Yesterday the French Economy Minister, Emmanuel Macron, visited Belfort and his highly publicised visit to both the GE and the Alstom parts of the site was a very visible “blessing” from the French government for the deal. He took the opportunity to warn the EC and Margrethe Vestager, the European commissioner for competition, not to hinder the deal since this would only help the Chinese competitors. I note that Patrick Kron, Alstom’s CEO, was conspicuous by his absence. His €4 million termination deal with Alstom (once the GE deal goes through) has been heavily criticised by the French socialist government. Mind you these same leftists had also talked about “treachery” when the deal was first announced. The French press has also criticised Vestager for being too finicky. Needless to say the EC is not amused.

PoliticoEmmanuel Macron warned that blocking the deal would only bolster Chinese rivals and cost jobs in Belfort, where GE and Alstom are the largest private employers. He has met with Margrethe Vestager, the European commissioner for competition, on two occasions in recent months.

The Commission put the brakes on the deal in late February, announcing an in-depth investigation into the combined market power of the two companies. The Commission said it was concerned about preserving competition in Europe for heavy-duty gas turbines. As the clocked ticked down in May to the Commission’s deadline for GE to submit more information and data, GE’s Chief Executive Jeff Immelt signaled he was ready to bargain, potentially selling some of the intellectual property.

The Commission reset the clock and must now decide by August 21.

Macron assured factory workers and told local newspaper L’Est Républicain, “We think that competition policy is important and we support the Commission’s role in this domain. But we ask it to really look at the right market: that market is global, and the competitors are Chinese. And it is above all them that would benefit from the Commission blocking the rapprochement between GE and Alstom!”

Macron’s intervention is unlikely to please European Commission officials. Seldom do national governments take a public stance on mergers being reviewed by the EU competition authority, which does not take into account a deal’s effect on employment. …… Immelt has drawn a red line around Alstom’s business that services gas turbines. That lucrative segment underpins the economic rationale.

As I have posted earlier, GE will walk away from the deal if the EC demands conditions which impairs the service revenue from Alstom’s existing gas turbine fleet. From my experience it is this revenue which probably enables the deal and impairment here could be fatal.

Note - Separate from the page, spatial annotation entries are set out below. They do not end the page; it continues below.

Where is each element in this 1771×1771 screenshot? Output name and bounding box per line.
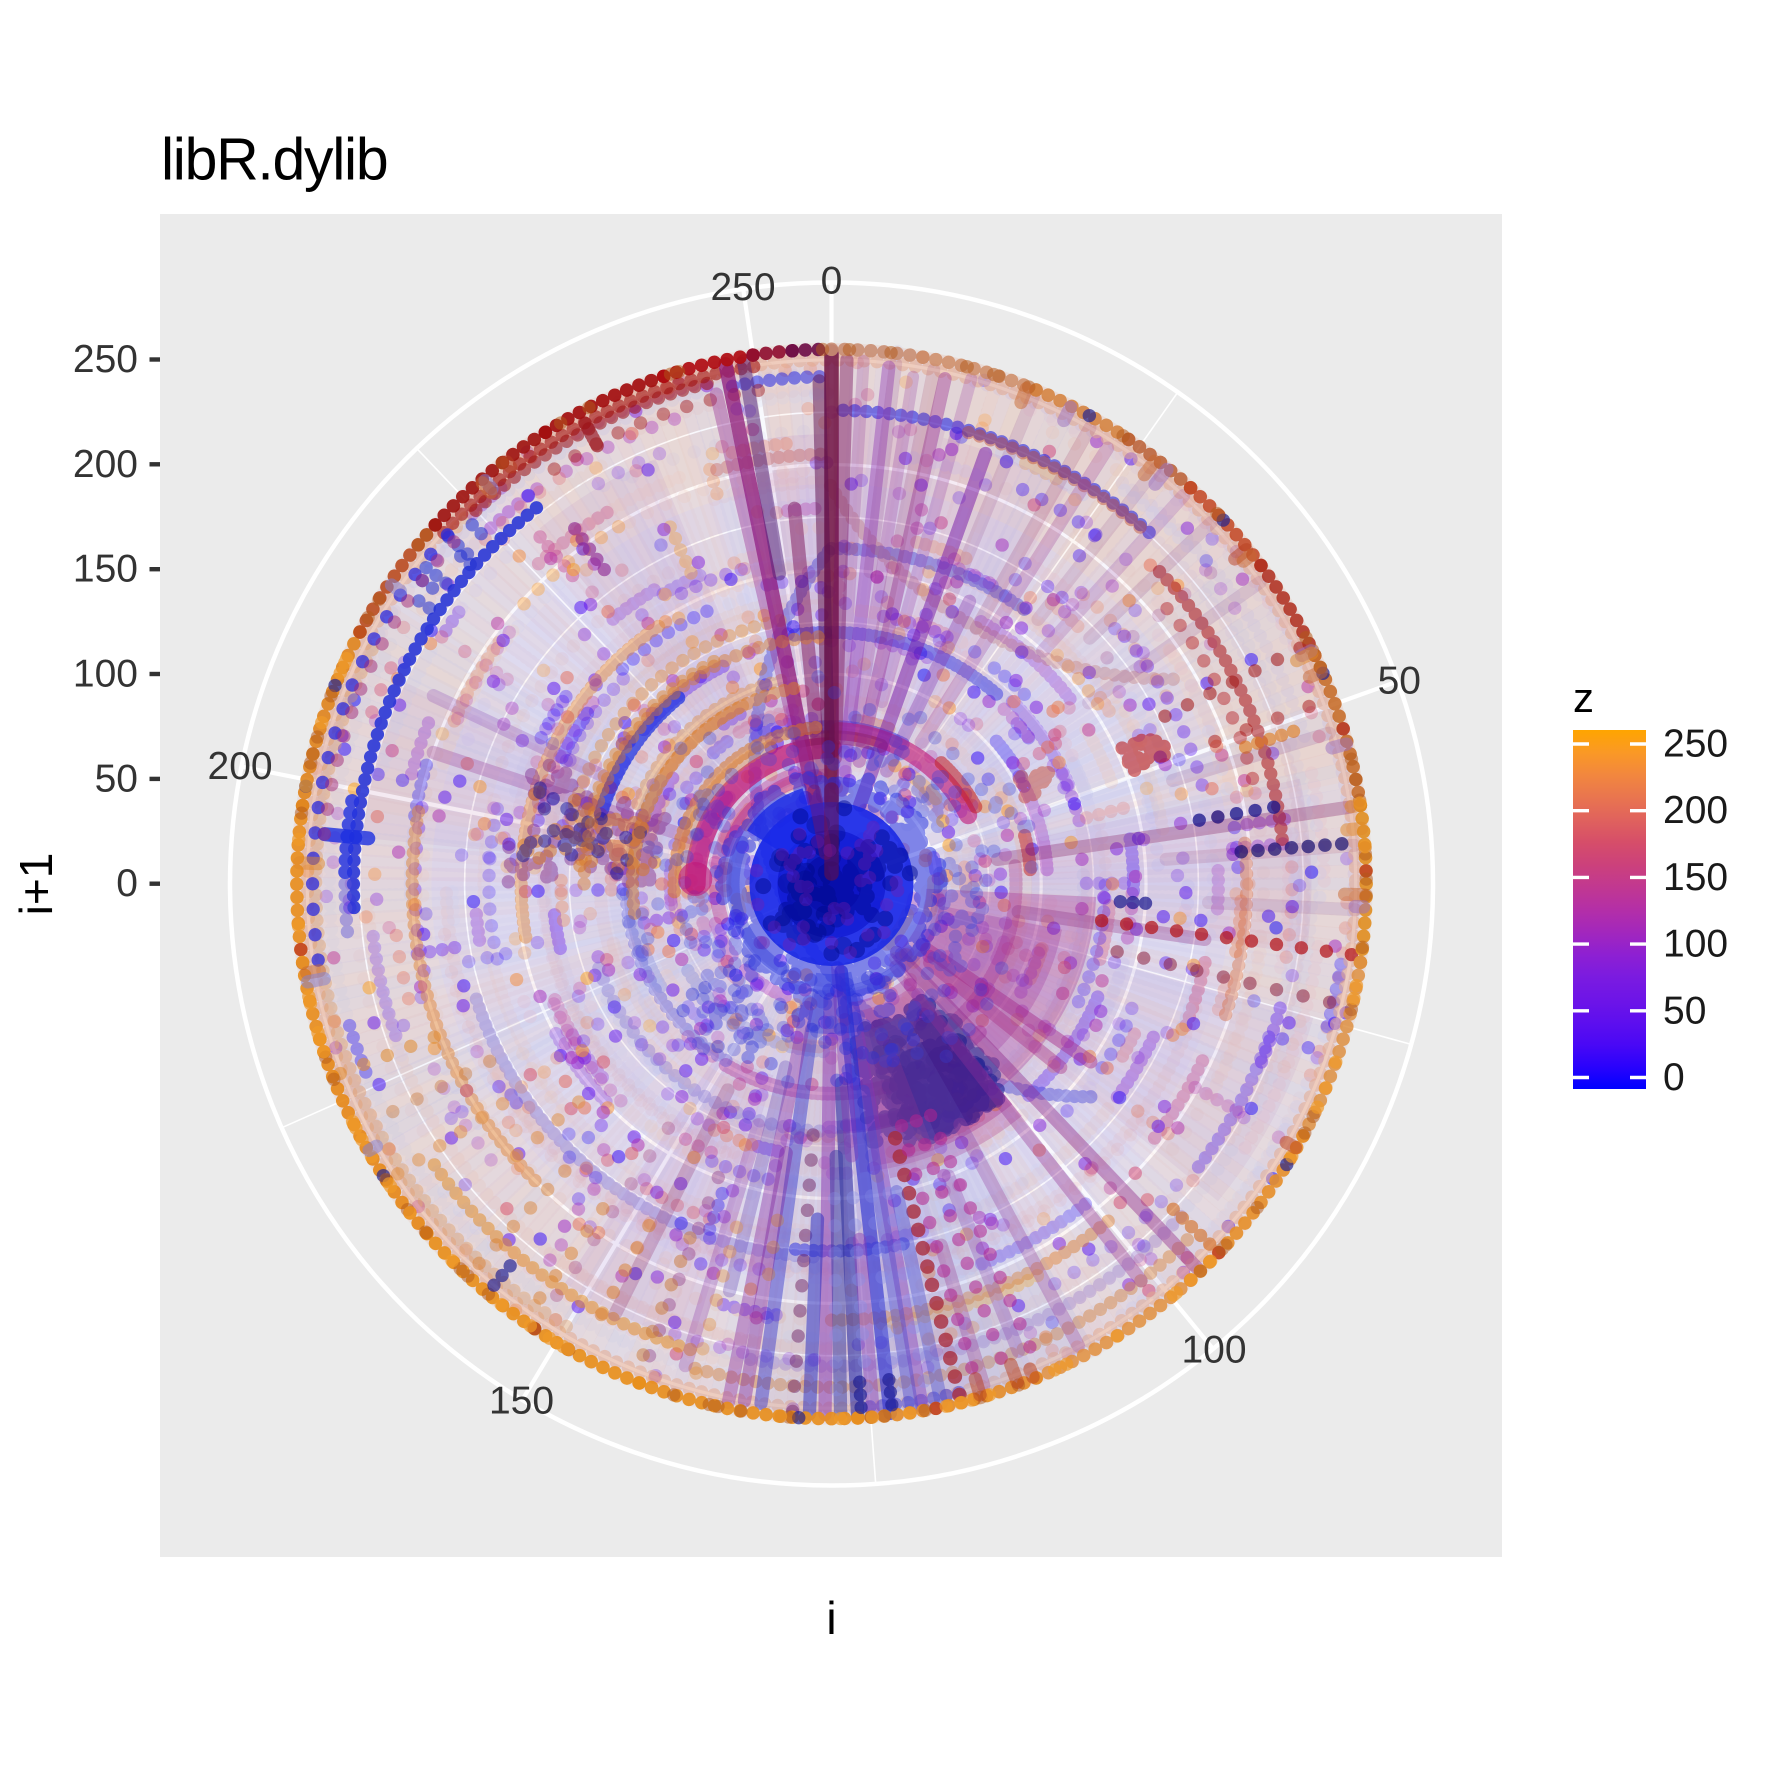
svg-text:0: 0	[1663, 1056, 1685, 1099]
svg-text:150: 150	[489, 1380, 554, 1423]
svg-text:250: 250	[1663, 723, 1728, 766]
svg-text:200: 200	[73, 443, 138, 486]
svg-text:250: 250	[73, 338, 138, 381]
svg-text:100: 100	[1181, 1329, 1246, 1372]
svg-text:i+1: i+1	[10, 853, 62, 916]
svg-text:200: 200	[208, 745, 273, 788]
svg-text:0: 0	[116, 862, 138, 905]
svg-text:150: 150	[1663, 856, 1728, 899]
svg-text:100: 100	[73, 653, 138, 696]
svg-text:z: z	[1573, 674, 1594, 721]
svg-text:50: 50	[1663, 989, 1706, 1032]
svg-text:150: 150	[73, 548, 138, 591]
svg-text:250: 250	[710, 266, 775, 309]
svg-text:50: 50	[1378, 659, 1421, 702]
svg-text:i: i	[826, 1592, 836, 1644]
svg-text:libR.dylib: libR.dylib	[161, 127, 387, 193]
svg-text:200: 200	[1663, 789, 1728, 832]
svg-text:50: 50	[95, 757, 138, 800]
svg-text:100: 100	[1663, 923, 1728, 966]
svg-text:0: 0	[821, 260, 843, 303]
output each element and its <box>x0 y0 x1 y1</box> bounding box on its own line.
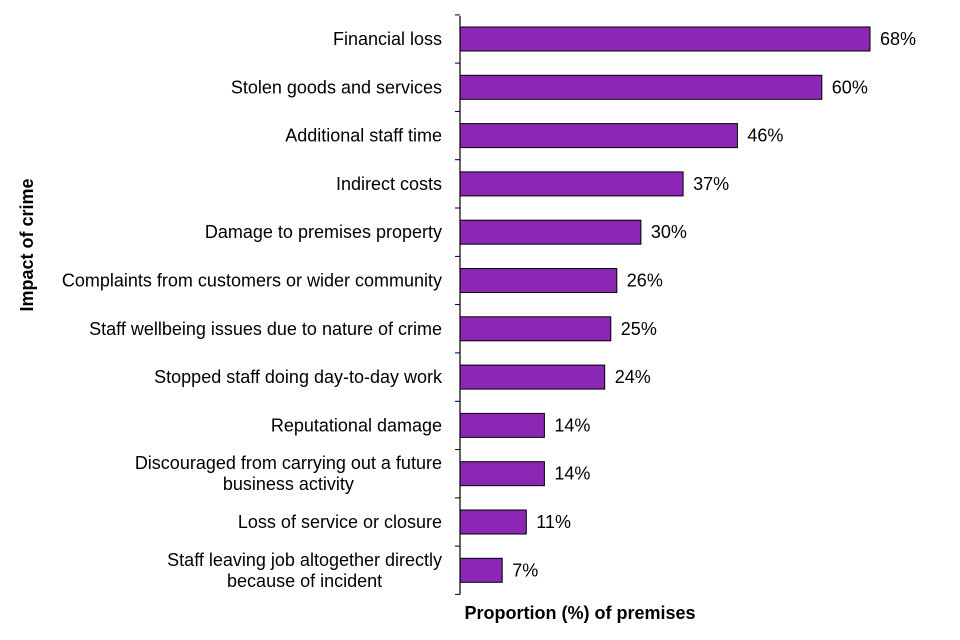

The EC will need to be very precise in demanding concessions from GE while ensuring that the deal does go through. Divesting parts of the HDGT business to unknown (and probably non-existent) buyers is probably a lose-lose solution. I expect that GE’s walk-away point will be reached if earnings from the service of Alstom’s fleet of gas turbines is removed from the mix. In fact any conditions set by the EC which dilute future revenues could prove fatal for the deal going through. Assurances about keeping R & D located in Europe and assurances about jobs and even about R & D budgets could be absorbed by a robust business plan. But no business plan can survive if something as fundamental as the revenue stream is adversely affected. And it is the volume of that revenue stream – and not just the margin from those revenues – which is crucial.

Macron does have a point though. If EC conditions are so onerous that GE walks away from the deal, Alstom will most likely have to find another (or several) buyers who will not pay anything like as much as GE have offered. If the EC insists that GE must sell Alstom’s sequential combustion business or the technology, any buyer would need to have a high enough technological base and very deep pockets – and that may be an impossible ask. Alstom clearly has no heart left to continue the business by itself. And then Shanghai Electric (leveraging its 40% ownership of Ansaldo) has some interesting possibilities of becoming one of the Big 4 in the gas turbine world (the others being GE, Siemens and Mitsubishi).